Black Tie White Noise, c'est un peu l'anti Songs For Drella de son pote Lou Reed sorti un peu plus tôt. C'est le festival sonique contre la nudité. Le clinquant contre la modestie. La volonté de David Bowie est ici clairement affichée, surtout après l'échec commercial de Tin Machine et ses types bien sapés qui font du bruit : se renouveler, laisser de côté les eighties qui lui ont réussi économiquement mais l'ont fatigué au plus haut point, tout en laissant quantité de fans sur le palier et les critiques déjà pas bien tendres encore plus dubitatives concernant ses différentes casquettes. David Bowie est-il toujours en avance, contemporain de son époque ou délicieusement suranné?
Black Tie White Noise a tout de l'album déplaisant et fourre-tout, tellement en avance sur tout le monde d'un point de vue strictement musical, très différent des courants phares du moment (le rock indé, la britpop, le grunge, le garage en chemise à carreaux) qu'il est forcément déplaisant, à contre-courant. Nouveau mari confortablement installé dans ses souliers, celui qui donna ses lettres de noblesse au Art Rock est aujourd'hui presque obligé de remplir jusqu'à ras bord ses disques de sons, de bruits, de boucan clinquant pour exister, avec en filigrane cette petite pointe de soul mielleuse car, quand même, quel séducteur ce David!

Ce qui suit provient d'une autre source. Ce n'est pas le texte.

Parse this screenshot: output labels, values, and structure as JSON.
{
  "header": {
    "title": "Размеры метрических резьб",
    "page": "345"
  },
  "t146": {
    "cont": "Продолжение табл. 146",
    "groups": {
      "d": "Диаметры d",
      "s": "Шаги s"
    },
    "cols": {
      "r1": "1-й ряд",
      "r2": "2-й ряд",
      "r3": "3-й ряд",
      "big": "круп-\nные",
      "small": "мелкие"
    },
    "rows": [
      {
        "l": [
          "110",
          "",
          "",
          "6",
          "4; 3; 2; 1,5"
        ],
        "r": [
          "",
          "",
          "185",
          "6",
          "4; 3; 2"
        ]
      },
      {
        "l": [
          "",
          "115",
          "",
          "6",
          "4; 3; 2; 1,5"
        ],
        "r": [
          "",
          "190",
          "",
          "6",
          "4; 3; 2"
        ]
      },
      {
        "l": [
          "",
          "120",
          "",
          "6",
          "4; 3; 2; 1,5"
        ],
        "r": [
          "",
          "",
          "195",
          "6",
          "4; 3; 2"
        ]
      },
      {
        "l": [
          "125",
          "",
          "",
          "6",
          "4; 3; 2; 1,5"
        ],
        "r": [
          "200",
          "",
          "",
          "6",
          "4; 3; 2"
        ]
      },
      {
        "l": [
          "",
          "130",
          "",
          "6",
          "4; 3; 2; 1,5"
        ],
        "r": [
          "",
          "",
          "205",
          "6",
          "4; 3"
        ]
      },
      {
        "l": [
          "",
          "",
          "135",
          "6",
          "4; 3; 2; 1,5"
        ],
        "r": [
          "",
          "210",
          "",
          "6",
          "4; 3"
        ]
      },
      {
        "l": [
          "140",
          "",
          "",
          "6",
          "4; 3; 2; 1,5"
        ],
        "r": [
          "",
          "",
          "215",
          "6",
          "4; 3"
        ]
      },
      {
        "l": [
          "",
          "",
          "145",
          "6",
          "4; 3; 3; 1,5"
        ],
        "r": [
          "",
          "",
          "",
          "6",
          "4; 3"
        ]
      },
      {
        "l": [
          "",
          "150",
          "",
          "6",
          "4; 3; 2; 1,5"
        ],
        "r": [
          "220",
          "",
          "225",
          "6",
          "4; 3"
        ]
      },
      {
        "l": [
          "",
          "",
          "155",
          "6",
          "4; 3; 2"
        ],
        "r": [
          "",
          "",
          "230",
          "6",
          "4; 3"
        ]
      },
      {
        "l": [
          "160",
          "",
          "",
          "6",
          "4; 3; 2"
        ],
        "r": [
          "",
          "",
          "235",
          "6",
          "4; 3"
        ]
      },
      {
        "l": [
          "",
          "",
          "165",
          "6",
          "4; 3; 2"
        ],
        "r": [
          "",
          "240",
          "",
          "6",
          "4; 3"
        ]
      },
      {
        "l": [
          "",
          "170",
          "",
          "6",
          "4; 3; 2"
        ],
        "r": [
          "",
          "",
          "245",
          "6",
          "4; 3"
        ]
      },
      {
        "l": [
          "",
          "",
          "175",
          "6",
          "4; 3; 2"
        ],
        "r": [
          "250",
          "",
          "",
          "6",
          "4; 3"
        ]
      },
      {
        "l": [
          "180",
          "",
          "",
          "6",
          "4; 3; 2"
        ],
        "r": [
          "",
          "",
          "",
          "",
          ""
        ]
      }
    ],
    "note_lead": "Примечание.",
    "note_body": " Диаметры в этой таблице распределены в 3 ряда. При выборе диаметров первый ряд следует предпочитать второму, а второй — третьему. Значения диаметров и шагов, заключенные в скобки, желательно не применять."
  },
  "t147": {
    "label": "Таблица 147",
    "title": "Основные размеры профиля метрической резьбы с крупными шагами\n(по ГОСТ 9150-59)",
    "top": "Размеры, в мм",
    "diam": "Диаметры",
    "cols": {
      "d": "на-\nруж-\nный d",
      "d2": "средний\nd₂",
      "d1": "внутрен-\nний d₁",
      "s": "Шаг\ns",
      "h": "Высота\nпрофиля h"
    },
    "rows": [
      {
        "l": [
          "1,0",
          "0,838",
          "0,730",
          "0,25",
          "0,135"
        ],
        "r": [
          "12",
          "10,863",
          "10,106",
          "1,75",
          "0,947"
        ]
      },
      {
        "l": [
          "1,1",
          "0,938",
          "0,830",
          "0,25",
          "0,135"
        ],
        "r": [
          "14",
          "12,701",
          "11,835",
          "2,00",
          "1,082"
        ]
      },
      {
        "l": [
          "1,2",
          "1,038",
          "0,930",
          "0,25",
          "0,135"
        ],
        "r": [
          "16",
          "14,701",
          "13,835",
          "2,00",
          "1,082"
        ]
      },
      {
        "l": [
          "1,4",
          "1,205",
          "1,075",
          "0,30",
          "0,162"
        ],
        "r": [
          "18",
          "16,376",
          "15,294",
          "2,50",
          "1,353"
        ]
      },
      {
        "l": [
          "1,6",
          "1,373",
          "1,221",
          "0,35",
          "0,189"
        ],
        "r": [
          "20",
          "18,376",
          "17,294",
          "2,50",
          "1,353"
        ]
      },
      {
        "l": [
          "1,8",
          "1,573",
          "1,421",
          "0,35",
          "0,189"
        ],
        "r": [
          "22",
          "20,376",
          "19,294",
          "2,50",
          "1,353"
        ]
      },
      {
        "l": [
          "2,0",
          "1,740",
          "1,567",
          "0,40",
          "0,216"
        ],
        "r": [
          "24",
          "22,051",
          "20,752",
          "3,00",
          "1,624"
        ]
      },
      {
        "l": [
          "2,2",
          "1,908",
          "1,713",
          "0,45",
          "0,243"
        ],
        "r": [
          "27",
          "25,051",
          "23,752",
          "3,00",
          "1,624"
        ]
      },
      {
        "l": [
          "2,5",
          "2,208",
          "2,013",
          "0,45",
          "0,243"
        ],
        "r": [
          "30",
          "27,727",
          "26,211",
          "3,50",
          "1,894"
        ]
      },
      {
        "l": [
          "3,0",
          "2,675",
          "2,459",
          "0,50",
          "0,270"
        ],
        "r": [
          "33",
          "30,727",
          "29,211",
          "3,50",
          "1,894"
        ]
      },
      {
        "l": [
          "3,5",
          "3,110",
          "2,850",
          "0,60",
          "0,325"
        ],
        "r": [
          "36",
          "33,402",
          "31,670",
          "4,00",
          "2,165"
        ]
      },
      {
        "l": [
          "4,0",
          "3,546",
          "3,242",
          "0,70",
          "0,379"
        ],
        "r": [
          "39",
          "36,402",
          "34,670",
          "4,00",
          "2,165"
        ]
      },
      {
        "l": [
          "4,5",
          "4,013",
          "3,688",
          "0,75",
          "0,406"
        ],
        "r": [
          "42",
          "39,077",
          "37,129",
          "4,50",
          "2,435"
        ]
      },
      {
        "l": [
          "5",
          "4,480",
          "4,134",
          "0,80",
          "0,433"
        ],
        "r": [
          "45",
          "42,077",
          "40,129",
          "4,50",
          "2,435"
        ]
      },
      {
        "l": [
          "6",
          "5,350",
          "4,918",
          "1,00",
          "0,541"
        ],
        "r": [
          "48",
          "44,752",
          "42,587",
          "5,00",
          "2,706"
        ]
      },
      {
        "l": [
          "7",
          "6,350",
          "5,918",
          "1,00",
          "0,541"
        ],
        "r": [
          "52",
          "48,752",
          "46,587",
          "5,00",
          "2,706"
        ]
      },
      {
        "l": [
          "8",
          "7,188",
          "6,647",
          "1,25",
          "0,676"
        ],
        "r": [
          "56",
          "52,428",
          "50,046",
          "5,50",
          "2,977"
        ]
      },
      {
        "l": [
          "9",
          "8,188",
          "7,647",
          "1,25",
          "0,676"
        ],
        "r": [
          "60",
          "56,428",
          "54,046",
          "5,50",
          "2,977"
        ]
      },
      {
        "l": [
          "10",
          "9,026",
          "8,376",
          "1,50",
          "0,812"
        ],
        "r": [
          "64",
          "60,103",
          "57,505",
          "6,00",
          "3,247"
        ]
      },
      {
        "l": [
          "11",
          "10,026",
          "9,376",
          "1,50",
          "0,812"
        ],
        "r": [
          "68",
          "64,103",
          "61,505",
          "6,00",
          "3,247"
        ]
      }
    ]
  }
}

Sont conviés pêle-mêle de genres musicaux, de l'oriental en passant par l'électronique ou le jazz, l'industriel et le rock, Black Tie White Noise est aussi bien la digestion de la courte oeuvre de Tin Machine qu'une avancée tranquille vers le Bowie que l'on connaîtra un peu plus dans les années 90 et 2000 jusqu'à la mise en scène de la mort de ses avatars sur son disque testament. Et si l'ensemble paraît aujourd'hui forcément daté, il n'en demeure pas moins bien plus abouti que son amusant prédécesseur tout en étant au moins aussi dansant : le très réussi Jump They Say et surtout Nite Flights, le morceau de choix de l'album et un des plus beaux titres de Bowie, méritent l'écoute de cet ensemble pas commun.